In this expression c_0 is not the same as C_0 we defined earlier, although it plays a similar role.
It is customary to use the orthonormal basis set B'={f_1,f_2,f_3,f_4,...,f_N} which is the result
of the algorithm which computes the Cas(3,3) wavfunction when finding the mrci wavefunction.
The constants c_0, a_{i,j,k}, b_{i,j,k}, c_{i,k} (excluding those with i and k <=3 or i and k >=4)
are optimized so as to minimize the energy. The orthonormal basis set B' is not changed during
the minimization process. Since the minimization for the mrci wavefunction has fewer free
variables than the minimization for the FCI wavefunction, these two wavefunctions will not be
exactly equal. However they are pretty close.

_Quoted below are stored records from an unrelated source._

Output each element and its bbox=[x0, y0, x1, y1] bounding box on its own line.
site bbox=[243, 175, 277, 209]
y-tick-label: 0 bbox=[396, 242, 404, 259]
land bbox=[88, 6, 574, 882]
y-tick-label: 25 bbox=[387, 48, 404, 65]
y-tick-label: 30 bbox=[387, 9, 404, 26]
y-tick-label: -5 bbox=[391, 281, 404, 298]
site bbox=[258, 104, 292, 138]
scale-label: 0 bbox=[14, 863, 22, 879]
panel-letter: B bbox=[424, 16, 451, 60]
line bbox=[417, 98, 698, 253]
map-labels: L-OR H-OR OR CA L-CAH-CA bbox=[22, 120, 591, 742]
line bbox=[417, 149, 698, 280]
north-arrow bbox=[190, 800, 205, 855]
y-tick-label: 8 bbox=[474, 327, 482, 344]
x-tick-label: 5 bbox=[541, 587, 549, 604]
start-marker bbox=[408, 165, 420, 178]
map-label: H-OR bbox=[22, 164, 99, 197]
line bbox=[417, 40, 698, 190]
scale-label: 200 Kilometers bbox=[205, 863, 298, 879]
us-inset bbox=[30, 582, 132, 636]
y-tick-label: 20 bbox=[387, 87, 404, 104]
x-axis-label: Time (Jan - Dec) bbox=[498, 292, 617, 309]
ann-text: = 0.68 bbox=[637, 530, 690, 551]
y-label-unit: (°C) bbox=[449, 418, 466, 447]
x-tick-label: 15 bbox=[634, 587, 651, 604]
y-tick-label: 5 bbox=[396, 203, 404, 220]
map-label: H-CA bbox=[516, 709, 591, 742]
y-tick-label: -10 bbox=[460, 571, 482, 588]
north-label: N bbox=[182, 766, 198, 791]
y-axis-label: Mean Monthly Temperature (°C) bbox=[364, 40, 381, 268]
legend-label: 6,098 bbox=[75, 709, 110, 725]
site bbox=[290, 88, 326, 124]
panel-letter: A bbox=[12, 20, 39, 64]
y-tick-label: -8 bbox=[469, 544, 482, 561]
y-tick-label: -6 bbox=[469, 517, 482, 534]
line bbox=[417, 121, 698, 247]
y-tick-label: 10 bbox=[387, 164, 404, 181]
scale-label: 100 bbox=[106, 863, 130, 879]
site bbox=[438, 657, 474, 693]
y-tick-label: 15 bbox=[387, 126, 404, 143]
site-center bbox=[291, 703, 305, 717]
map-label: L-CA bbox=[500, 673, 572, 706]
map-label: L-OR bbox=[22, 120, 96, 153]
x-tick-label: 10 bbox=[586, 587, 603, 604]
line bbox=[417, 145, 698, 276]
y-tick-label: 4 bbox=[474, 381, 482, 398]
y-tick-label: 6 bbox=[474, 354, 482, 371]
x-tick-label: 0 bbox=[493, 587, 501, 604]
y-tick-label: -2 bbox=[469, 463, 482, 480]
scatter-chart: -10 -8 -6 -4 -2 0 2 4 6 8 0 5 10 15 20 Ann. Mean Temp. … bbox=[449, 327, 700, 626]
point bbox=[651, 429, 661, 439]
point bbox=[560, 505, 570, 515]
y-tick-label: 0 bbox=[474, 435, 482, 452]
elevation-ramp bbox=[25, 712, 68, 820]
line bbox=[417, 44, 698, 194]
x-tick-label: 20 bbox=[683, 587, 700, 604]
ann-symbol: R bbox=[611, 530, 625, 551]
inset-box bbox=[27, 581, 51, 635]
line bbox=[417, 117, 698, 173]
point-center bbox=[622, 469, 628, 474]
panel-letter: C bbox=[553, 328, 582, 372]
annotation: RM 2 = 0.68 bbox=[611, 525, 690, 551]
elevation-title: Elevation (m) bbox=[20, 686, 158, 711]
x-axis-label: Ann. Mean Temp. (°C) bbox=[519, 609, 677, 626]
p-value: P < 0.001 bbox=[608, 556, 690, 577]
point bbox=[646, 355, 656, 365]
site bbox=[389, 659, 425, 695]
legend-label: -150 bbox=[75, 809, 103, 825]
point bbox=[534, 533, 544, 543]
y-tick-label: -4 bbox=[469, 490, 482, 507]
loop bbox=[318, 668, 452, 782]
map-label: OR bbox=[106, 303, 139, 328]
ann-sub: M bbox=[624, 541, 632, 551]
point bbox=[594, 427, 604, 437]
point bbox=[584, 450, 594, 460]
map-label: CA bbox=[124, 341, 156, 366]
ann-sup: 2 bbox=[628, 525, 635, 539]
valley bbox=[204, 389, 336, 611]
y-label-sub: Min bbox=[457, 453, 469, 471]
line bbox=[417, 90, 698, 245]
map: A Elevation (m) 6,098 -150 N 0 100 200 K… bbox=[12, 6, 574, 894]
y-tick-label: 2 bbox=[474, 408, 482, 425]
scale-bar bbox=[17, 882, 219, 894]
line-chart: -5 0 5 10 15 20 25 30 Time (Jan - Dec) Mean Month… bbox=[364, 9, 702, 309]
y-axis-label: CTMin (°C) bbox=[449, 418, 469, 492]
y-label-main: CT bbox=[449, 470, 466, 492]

The mrci wavefunction is normalized, so that
c_0 = [ 1 - || non Cas(3,3) non triple excitation CSFs from the FCI wavefunction ||^2 ]^(1/2).

Defining Theta
A direct measure of the amount of change between the Cas(3,3) wavefunction and the mrci wavefunction
is the angle theta between these two real-valued normalized elements of W /\ W /\ W.
cos( theta ) = [Cas(3,3) wavefunction] dot [mrci wavefunction]
= [Cas(3,3) wavefunction] dot [ c_0* Cas(3,3) wavefunction + other CSFs from the mrci wavefunction ]
= c_0, so theta = cos^{-1} c_0.
For example if c_0 = 0.992 (a typical value) then theta = 7.25 degrees, a fairly small angle.

We plan to report the angle theta whenever we compute a scvb wavefunction as a rough
way of assigning a confidence level to the intuitive scvb picture of the FCI wavefunction.
This assumes the validity of the empirical fact, the near equality of c0 times the Cas(3,3) coefficients
to the FCI coefficients of those CSFs, and the negligibility of triple excitations.
It is also natural to report the amount that the energy can be reduced by changing from the
visual simplicity of the scvb wavefunction to the essentially incomprehensible
mrci wavefunction. These two measures of accuracy are complementary, and need not be correlated,
since the Hessian of the energy function at its minimum point on the unit sphere in W /\ W /\ W
is not known or fixed.

Question: Is there a way to expand the FCI wavefunction, where the scvb
wavefunction is the first term, and where each of the `higher order terms' have some sort
of visual interpretation? For example, one might posit nonorthogonal orbitals psi4, psi5, psi6
and additional small constants C1', C2', C3', and new spin functions spin1, spin2, spin3 such that:

FCI wavefunction =
c0' A[ psi1 psi2 psi3 c1*Kotani1+c2*Kotani2 ] (...scvb term...) +
C1' A[ psi4 psi2 psi3 spin1 ] (...excitation of psi1 to psi4, spins recoupled...) +
C2' A[ psi1 psi5 psi3 spin2 ] (...excitation of psi2 to psi5, spins recoupled...) +
C3' A[ psi1 psi2 psi6 spin3 ] (...excitation of psi3 to psi6, spins recoupled...) + `higher order terms'.